Opening their home to foster children in 1976, the couple has taken in more than 2,500 children over the years under the auspices of the Wegener Shelter and Evaluation Center.
Sherry worked for many years as an unpaid volunteer with IYS, taking the position of executive director in 2004, where she directs the ongoing mission of IYS, with an emphasis on creating environments where youth can be successful.
The Jefferson Awards for Public Service is a program of the American Institute for Public Services, a non-profit founded by Jacqueline Kennedy Onassis, U.S. Senator Robert Taft Jr. and Sam Beard in 1972. They wanted to establish a Nobel Prize for public and community service to recognize those serving and to inspire others to serve.
Nominated by IYS staff, Sherry was one of 12 selected in the Oregon media market to receive the award.
Attending the local awards ceremony June 11, each of the 12 Oregon recipients received a golden medal and Wegener was chosen to represent the entire group at the national ceremony in the nation's capitol.

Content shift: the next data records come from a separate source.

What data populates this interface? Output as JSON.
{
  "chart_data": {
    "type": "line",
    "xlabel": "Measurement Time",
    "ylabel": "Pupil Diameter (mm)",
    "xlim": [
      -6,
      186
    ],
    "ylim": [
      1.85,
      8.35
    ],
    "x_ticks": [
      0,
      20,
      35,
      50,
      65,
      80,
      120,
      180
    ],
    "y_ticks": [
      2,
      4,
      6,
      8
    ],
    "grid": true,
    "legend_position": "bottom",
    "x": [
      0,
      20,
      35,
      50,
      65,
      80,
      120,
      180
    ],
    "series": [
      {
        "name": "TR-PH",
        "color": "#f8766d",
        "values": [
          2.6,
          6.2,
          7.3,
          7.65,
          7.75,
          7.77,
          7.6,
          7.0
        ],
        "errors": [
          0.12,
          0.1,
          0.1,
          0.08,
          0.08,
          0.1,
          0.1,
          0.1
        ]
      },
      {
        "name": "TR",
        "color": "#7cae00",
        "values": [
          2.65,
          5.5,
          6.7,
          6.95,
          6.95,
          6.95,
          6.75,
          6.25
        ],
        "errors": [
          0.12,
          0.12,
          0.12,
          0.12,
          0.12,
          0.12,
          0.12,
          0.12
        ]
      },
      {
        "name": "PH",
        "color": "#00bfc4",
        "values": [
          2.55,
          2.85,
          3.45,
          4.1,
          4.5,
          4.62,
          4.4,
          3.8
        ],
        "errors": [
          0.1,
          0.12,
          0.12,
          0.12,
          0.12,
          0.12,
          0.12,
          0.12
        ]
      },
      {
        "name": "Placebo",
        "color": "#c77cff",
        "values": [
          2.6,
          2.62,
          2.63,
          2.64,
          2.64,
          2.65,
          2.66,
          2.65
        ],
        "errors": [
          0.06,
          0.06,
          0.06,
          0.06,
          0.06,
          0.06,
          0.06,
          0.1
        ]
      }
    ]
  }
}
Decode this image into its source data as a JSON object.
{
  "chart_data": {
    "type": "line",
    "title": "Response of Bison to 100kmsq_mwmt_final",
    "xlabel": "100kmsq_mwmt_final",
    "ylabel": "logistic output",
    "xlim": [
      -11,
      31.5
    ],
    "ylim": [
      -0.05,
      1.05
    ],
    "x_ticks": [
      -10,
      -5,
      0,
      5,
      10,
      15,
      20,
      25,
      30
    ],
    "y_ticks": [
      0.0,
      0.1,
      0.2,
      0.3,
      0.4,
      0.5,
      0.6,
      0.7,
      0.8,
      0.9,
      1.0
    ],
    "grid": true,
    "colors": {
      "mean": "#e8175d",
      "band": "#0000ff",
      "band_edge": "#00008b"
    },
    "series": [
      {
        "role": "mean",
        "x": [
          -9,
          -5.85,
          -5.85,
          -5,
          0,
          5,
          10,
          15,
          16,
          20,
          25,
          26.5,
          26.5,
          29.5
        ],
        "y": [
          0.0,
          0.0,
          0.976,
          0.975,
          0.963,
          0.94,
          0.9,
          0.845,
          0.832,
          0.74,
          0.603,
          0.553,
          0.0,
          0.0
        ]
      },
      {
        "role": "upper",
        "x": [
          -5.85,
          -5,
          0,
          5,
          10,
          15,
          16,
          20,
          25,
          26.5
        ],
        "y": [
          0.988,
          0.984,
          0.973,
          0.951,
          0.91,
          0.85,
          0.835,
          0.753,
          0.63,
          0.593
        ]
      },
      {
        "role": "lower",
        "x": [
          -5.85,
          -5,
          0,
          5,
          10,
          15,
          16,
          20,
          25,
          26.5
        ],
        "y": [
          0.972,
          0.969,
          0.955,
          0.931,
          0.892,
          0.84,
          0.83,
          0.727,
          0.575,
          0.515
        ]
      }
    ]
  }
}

Sherry told a Herald and News reporter that she couldn't take credit for the success of Integral Youth Services, saying, "I have the most awesome staff. Most of them are definitely not here for the money. They believe in the mission of working for kids."
Wegener wants to help people realize their potential and to help them to figure out how to move on.
"If there's one thing that motivates me it's that I can come alongside someone and say, 'You can do it.'"
While still in high school, Sherry took an aptitude test that indicated she should be a social worker. She immediately dismissed that idea out of hand because the term social worker, to her, described someone working in the slum of New York, and she didn't think much of that idea at all.
Looking back, she realizes that the aptitude test was right all along.
Wegener's faith continues to carry her through. Acknowledging that fund raising is always an issue for non-profits, she is confident that what should happen, will happen.
"What we get we are supposed to have, and what we don't we aren't supposed to have," she told the Herald and News.